S. Bazyar1, P. Sutera2, M. P. Deek3, J. Wang4, R. Phillips5, N. Radwan4, C. H. Marshall6, M. V. Mishra7, Z. H. Rana8, J. K. Molitoris1, Y. Kwok1, M. J. Ferris1, S. Gupta9, R. Wenstrup10, T. L. DeWeese11, D. Song2, K. Pienta6, E. S. Antonarakis12, A. P. Kiess4, and P. T. Tran13; 1Department of Radiation Oncology, University of Maryland School of Medicine, Baltimore, MD, 2Johns Hopkins University School of Medicine, Baltimore, MD, 3Rutgers Cancer Institute of New Jersey, Department of Radiation Oncology, New Brunswick, NJ, 4Department of Radiation Oncology and Molecular Radiation Sciences, Johns Hopkins University School of Medicine, Baltimore, MD, 5Department of Radiation Oncology, Mayo Clinic, Rochester, MN, 6Johns Hopkins Medicine, Baltimore, MD, 7Maryland Proton Treatment Center, Baltimore, MD, 8University of Maryland, Baltimore, MD, 9Epic Sciences, San Diego, CA, United States, 10Epic Sciences, San Diego, CA, 11Johns Hopkins University School of Medicine, Department of Radiation Oncology and Molecular Radiation Sciences, Baltimore, MD, 12University of Minnesota, Minneapolis, MN, 13University of Maryland School of Medicine, Baltimore, MD
Purpose/Objective(s): Metastasis-directed therapy (MDT) can alter the natural history of oligometastatic castration-sensitive prostate cancer (omCSPC) as shown in the STOMP, ORIOLE, and SABR-COMET phase II randomized trials. However, patients with omCSPC represent a diverse population with varying outcomes, necessitating the identification of prognostic and predictive biomarkers to aid in outcome prediction. Circulating tumor cells (CTCs), shed from solid tumors, are believed to play a crucial role in cancer metastasis. This study aimed to enumerate CTCs and assess the clinical significance of different CTC subtypes in omCSPC patients undergoing stereotactic ablative body radiotherapy (SABR) MDT from the ORIOLE trial.
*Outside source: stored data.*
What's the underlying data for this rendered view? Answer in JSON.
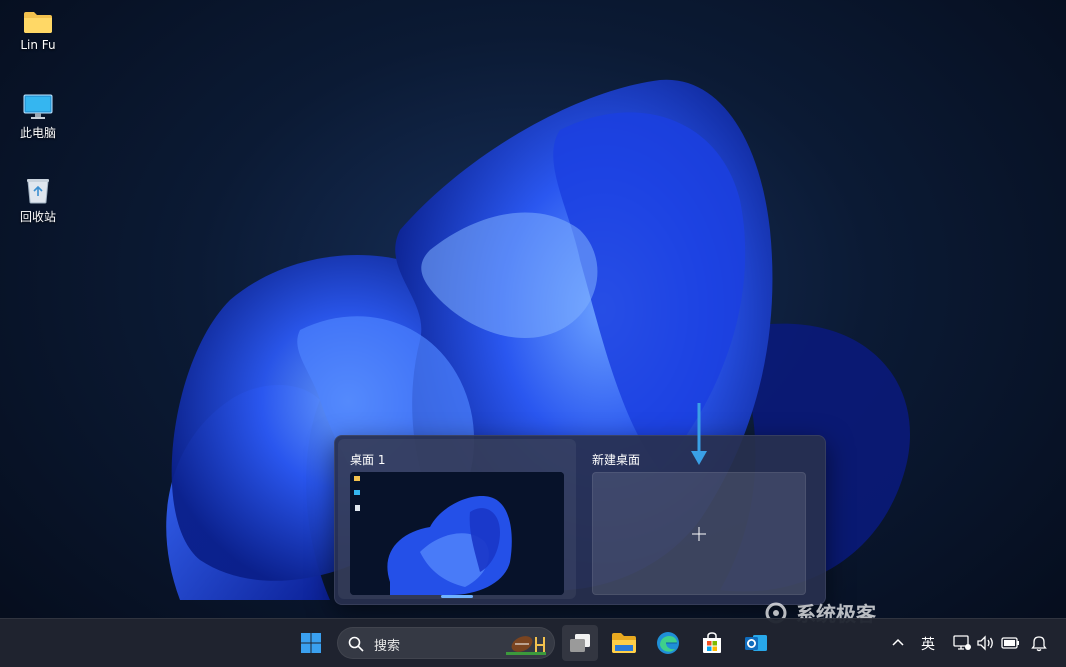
{
  "desktop": {
    "icons": [
      {
        "label": "Lin Fu",
        "icon": "folder-icon"
      },
      {
        "label": "此电脑",
        "icon": "monitor-icon"
      },
      {
        "label": "回收站",
        "icon": "recycle-bin-icon"
      }
    ]
  },
  "task_view": {
    "desktops": [
      {
        "title": "桌面 1",
        "active": true
      },
      {
        "title": "新建桌面",
        "action": "add"
      }
    ]
  },
  "watermark": "系统极客",
  "taskbar": {
    "search_label": "搜索",
    "apps": [
      "start-icon",
      "task-view-icon",
      "file-explorer-icon",
      "edge-icon",
      "store-icon",
      "outlook-icon"
    ],
    "tray": {
      "ime_label": "英",
      "icons": [
        "chevron-up-icon",
        "network-icon",
        "volume-icon",
        "battery-icon",
        "notification-bell-icon"
      ]
    }
  },
  "colors": {
    "accent": "#6fb3ff",
    "taskbar_bg": "#20242f",
    "arrow": "#3aa0e6"
  }
}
Materials/
Methods: ORIOLE randomized men with recurrent omCSPC (1-3 metastases) to observation (OBS) vs SABR MDT. Samples were prospectively collected at baseline (D0) and 6-mos (D180) and analyzed on Epic Sciences CTC platform for CTC number and expression of androgen receptor (AR), PSMA or vimentin (VIM). Biochemical progression was PSA rise >2 ng/mL or 25% above nadir. Metastasis-free survival (MFS) was defined by conventional imaging. Patient characteristics were compared by Chi-square and Mann-Whitney U-tests. Median cutoffs for high and low CTC levels were used. Survival curves were generated by the Kaplan-Meier method and evaluated by log-rank test. Predictive factors were assessed using Cox regression with treatment-by-covariate interaction. Results: Eighty-one CTC samples were collected from ORIOLE patients with a median follow-up of 41.7-mos: 41 at baseline (14 OBS, 27 SABR) and 40 at D180 (14 OBS, 26 SABR). At D0, 38/41 men had CTCs detected (AR+= 6, PSMA+=13, VIM+=7) and 37/40 at D180 (AR+= 9, PSMA+=8, VIM+=6). There was no association between presence of AR+, PSMA+ or VIM+ CTCs or CTC level (low vs high) with age, baseline Gleason, pre-MDT PSA, site of metastasis or initial treatment modality. The median percentile of PSMA+ CTCs at D0 was higher in patients with biochemical progression and metastatic events (P=0.02 for both). Baseline high CTC levels, PSMA+ CTCs and rise in the level of CTCs at D180 compared to D0, showed a significantly worse biochemical progression free survival (bPFS) and MFS (all P<0.05). CTC were found to be predictive of response to MDT as patients with low CTCs (HR: .15, 95% CI 0.04 to 0.66; P=.004) but not high CTCs (HR: 0.66, 95% CI, 0.26 to 1.69; P= 0.386) had improved bPFS with SABR MDT over OBS (Pinteraction=.048). Conclusion: High levels of CTCs and presence of PSMA+ CTCs at baseline as well as dynamic increase in CTC levels over time were associated with worse bPFS and MFS in omCSPC.Lower levels of CTCs were a positive predictive factor for response to SABR MDT in the ORIOLE trial. Validation of these findings in a separate cohort are needed and if confirmed nominate a useful liquid biomarker to direct SABR MDT in omCSPC.